/scraper_rb

Ruby package for Prompt API's Scraper API

Primary LanguageRubyMIT LicenseMIT

Ruby Gem Version Build Status

Prompt API - Scraper API - Ruby Package

scraper_rb is a simple python wrapper for scraper-api.

Requirements

  1. You need to signup for Prompt API
  2. You need to subscribe scraper-api, test drive is free!!!
  3. You need to set PROMPTAPI_TOKEN environment variable after subscription.

then;

$ gem install scraper_rb

or; install from GitHub:

$ gem install scraper_rb --version "0.1.2" --source "https://rubygems.pkg.github.com/promptapi"

Example Usage

Basic scraper:

require "scraper_rb"

s = ScraperRb.new('https://pypi.org/classifiers/') # no params
s.get
s.response
# {
#     :headers=>{:"Content-Length"=>...}, 
#     :url=>"https://pypi.org/classifiers/",
#     :data=>"<!DOCTYPE html>\n<html> ...",
# }

s.response[:headers]     # => return response headers
s.response[:data]        # => return scraped html
s.save('/tmp/data.html') # => {:file=>"/tmp/data.html", :size=>321322}

# or

save_result = s.save('/tmp/data.html')
puts save_result[:error] if save_result.key?(:error) # we have a file error

You can add url parameters for extra operations.

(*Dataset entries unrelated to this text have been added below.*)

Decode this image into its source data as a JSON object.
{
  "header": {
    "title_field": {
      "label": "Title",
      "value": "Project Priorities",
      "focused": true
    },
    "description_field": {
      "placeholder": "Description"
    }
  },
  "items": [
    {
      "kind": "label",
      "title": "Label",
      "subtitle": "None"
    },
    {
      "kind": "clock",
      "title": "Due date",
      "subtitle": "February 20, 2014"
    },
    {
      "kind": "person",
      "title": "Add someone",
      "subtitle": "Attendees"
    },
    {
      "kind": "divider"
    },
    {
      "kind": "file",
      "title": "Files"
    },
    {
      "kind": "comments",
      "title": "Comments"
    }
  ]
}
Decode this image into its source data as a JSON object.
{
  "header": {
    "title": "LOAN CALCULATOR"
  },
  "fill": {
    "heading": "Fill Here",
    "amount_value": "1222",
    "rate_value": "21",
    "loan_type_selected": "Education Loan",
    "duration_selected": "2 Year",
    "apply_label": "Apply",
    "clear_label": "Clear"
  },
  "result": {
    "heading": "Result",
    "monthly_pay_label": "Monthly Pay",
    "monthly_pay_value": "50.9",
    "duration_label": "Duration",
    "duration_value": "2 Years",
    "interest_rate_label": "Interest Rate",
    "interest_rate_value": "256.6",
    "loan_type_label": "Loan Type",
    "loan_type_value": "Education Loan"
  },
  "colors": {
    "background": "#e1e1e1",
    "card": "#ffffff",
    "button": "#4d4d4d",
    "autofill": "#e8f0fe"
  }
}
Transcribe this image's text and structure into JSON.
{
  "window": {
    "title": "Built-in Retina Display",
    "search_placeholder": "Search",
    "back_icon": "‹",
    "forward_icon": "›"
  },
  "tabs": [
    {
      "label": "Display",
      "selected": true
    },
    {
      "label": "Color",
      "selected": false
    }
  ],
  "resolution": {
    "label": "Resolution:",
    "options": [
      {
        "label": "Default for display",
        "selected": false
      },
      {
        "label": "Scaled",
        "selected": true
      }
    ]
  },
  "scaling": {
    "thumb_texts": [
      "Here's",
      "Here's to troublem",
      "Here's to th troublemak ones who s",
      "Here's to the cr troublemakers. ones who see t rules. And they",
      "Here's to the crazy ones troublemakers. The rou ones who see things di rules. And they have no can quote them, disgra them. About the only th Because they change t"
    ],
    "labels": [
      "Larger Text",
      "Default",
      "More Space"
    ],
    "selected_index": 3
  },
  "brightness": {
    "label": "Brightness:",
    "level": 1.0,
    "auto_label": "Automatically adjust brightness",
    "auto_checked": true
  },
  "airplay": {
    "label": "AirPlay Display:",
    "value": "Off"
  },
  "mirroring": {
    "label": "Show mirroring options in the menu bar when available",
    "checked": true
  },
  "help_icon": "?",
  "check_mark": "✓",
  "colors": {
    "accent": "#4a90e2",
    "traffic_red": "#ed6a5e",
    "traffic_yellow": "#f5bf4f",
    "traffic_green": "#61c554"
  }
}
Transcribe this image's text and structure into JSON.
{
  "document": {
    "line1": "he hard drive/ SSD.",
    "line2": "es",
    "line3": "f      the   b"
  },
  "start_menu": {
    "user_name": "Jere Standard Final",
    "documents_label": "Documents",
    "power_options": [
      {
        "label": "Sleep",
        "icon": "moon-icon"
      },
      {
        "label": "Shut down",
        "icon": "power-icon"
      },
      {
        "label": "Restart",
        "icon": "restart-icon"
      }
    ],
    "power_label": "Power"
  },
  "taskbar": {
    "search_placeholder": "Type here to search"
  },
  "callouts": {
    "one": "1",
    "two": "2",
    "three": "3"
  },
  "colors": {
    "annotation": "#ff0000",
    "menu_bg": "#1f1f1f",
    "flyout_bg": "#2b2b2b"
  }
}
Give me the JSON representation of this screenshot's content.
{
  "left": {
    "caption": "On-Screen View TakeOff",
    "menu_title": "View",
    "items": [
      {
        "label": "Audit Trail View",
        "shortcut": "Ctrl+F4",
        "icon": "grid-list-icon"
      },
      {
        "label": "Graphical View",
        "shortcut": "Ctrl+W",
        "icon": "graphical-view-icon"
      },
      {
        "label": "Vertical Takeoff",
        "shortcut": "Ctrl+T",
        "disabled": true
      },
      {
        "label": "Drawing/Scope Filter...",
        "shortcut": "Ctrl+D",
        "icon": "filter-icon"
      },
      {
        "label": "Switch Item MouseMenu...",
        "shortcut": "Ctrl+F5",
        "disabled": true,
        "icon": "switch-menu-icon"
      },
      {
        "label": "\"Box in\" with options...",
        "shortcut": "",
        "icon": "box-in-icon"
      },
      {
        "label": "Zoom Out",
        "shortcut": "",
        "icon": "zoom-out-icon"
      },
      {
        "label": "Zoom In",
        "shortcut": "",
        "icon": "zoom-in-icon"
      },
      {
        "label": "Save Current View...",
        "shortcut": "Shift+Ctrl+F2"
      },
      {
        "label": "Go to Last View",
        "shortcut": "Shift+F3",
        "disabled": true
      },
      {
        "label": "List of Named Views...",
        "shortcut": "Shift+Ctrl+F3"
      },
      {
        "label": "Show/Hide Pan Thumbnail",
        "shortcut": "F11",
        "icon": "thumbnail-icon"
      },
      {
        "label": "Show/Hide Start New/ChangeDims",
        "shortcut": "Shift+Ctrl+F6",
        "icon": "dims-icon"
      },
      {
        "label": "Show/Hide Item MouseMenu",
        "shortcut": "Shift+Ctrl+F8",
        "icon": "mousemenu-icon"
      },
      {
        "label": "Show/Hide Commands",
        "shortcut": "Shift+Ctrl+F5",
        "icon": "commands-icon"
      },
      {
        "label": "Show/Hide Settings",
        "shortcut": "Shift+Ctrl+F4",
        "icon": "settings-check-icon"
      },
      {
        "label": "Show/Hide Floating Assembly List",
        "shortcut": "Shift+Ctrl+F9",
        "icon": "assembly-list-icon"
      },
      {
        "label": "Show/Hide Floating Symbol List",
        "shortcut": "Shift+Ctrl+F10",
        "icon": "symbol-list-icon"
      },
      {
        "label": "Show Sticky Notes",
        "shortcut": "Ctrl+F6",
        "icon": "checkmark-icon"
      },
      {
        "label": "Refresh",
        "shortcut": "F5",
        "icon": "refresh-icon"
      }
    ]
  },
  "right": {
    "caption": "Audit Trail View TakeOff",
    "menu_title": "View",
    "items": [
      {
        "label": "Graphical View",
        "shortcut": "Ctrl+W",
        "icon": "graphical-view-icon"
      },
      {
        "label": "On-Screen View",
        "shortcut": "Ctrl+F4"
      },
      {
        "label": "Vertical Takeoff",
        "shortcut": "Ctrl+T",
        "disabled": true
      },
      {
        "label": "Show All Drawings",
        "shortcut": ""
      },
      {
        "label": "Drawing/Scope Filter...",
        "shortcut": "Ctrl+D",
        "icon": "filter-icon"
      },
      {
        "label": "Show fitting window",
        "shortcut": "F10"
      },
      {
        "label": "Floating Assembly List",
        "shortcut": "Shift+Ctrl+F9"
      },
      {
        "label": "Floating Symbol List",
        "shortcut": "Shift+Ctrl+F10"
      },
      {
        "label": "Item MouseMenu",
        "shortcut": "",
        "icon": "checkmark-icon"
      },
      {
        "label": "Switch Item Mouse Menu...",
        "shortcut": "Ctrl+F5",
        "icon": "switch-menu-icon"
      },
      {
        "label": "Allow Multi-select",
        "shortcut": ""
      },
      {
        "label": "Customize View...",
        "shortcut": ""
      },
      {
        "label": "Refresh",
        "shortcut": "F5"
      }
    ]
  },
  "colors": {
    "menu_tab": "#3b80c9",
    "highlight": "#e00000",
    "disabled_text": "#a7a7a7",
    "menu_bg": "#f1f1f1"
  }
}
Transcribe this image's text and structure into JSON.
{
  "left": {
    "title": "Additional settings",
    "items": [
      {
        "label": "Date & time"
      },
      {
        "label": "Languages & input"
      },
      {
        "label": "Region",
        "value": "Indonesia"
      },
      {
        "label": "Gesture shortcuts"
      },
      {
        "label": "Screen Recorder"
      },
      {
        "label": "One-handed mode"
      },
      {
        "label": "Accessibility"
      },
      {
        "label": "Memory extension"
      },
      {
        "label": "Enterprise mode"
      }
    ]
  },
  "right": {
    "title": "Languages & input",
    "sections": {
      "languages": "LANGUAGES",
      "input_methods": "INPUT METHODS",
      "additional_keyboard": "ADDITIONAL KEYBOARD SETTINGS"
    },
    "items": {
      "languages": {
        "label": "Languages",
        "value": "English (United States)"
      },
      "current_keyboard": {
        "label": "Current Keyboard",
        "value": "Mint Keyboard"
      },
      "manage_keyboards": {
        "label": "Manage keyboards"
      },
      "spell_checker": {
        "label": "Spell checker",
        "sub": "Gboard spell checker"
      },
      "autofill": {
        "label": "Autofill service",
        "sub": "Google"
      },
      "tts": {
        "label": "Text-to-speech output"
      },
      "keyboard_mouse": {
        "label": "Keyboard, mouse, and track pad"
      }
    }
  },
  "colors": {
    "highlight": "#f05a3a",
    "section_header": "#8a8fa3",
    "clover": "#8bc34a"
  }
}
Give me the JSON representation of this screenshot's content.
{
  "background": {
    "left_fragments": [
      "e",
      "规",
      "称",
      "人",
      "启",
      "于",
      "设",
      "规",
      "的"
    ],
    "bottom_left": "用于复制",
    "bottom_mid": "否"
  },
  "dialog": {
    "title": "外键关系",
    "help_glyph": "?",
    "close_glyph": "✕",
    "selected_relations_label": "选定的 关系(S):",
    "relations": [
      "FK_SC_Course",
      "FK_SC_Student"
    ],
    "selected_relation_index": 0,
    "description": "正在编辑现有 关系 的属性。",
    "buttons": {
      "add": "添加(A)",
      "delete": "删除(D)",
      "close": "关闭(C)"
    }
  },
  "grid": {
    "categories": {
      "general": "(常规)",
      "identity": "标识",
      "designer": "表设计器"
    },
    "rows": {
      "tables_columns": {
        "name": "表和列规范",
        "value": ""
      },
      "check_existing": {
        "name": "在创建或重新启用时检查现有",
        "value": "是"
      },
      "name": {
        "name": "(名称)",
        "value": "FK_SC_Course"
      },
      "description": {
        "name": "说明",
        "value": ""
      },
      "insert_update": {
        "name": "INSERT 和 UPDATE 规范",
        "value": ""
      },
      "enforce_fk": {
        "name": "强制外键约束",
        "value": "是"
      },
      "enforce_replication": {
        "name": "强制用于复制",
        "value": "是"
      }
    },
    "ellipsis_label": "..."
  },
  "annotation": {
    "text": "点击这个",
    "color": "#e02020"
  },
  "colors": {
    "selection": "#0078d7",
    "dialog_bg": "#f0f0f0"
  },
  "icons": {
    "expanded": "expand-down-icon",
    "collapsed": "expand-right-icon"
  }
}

Valid parameters are:

  • auth_password: for HTTP Realm auth password
  • auth_username: for HTTP Realm auth username
  • cookie: URL Encoded cookie header.
  • country: 2 character country code. If you wish to scrape from an IP address of a specific country.
  • referer: HTTP referer header
  • selector: CSS style selector path such as a.btn div li. If selector is enabled, returning result will be collection of data and saved file will be in .json format.

Here is an example with using url parameters and selector:

require "scraper_rb"

params = {country: 'EE', selector: 'ul li button[data-clipboard-text]'}
s = ScraperRb.new('https://pypi.org/classifiers/', params)
s.get
s.response[:headers]       # => return response headers
s.response[:data]          # => return an array, collection of given selector
s.response[:data].length   # => 734 
s.save('/tmp/test.json')   # => {:file=>"/tmp/test.json", :size=>174449}

# or

save_result = s.save('/tmp/test.json')
puts save_result[:error] if save_result.key?(:error) # we have a file error

Default timeout value is set to 10 seconds. You can change this while initializing the instance:

s = ScraperRb.new('https://pypi.org/classifiers/', params={}, timeout=50) 
# => 50 seconds timeout w/o params

s = ScraperRb.new('https://pypi.org/classifiers/', params={country: 'EE'}, timeout=50) 
# => 50 seconds timeout

You can add extra X- headers:

s = ScraperRb.new('https://pypi.org/classifiers/', headers={'X-Referer': 'https://www.google.com'}) 

# or
s = ScraperRb.new('https://pypi.org/classifiers/', params={country: 'EE'}, headers={'X-Referer': 'https://www.google.com'}, timeout=50) 
# => 50 seconds timeout

headers param is a Hash, you can add key/value data. Header keys must star with X- prefix. More detail can found at Mozilla site.


Development

After checking out the repo, run bin/setup to install dependencies. Then, run rake test to run the tests. You can also run bin/console for an interactive prompt that will allow you to experiment.

To install this gem onto your local machine, run bundle exec rake install. To release a new version, update the version number in version.rb, and then run bundle exec rake release, which will create a git tag for the version, push git commits and tags, and push the .gem file to rubygems.org

$ rake -T

rake build            # Build bin_checker_rb-X.X.X.gem into the pkg directory
rake clean            # Remove any temporary products
rake clobber          # Remove any generated files
rake install          # Build and install bin_checker_rb-X.X.X.gem into system gems
rake install:local    # Build and install bin_checker_rb-X.X.X.gem into system gems without network access
rake release[remote]  # Create tag v0.0.0 and build and push bin_checker_rb-X.X.X.gem to rubygems.org
rake test             # Run tests
  • If you have PROMPTAPI_TOKEN you’ll have real http request based tests available.
  • Set RUBY_DEVELOPMENT to 1 for more verbose test results

License

This project is licensed under MIT


Contributer(s)


Contribute

Bug reports and pull requests are welcome on GitHub:

  1. fork (https://github.com/promptapi/scraper_rb/fork)
  2. Create your branch (git checkout -b my-feature)
  3. commit yours (git commit -am 'Add awesome features...')
  4. push your branch (git push origin my-feature)
  5. Than create a new Pull Request!

This project is intended to be a safe, welcoming space for collaboration, and contributors are expected to adhere to the code of conduct.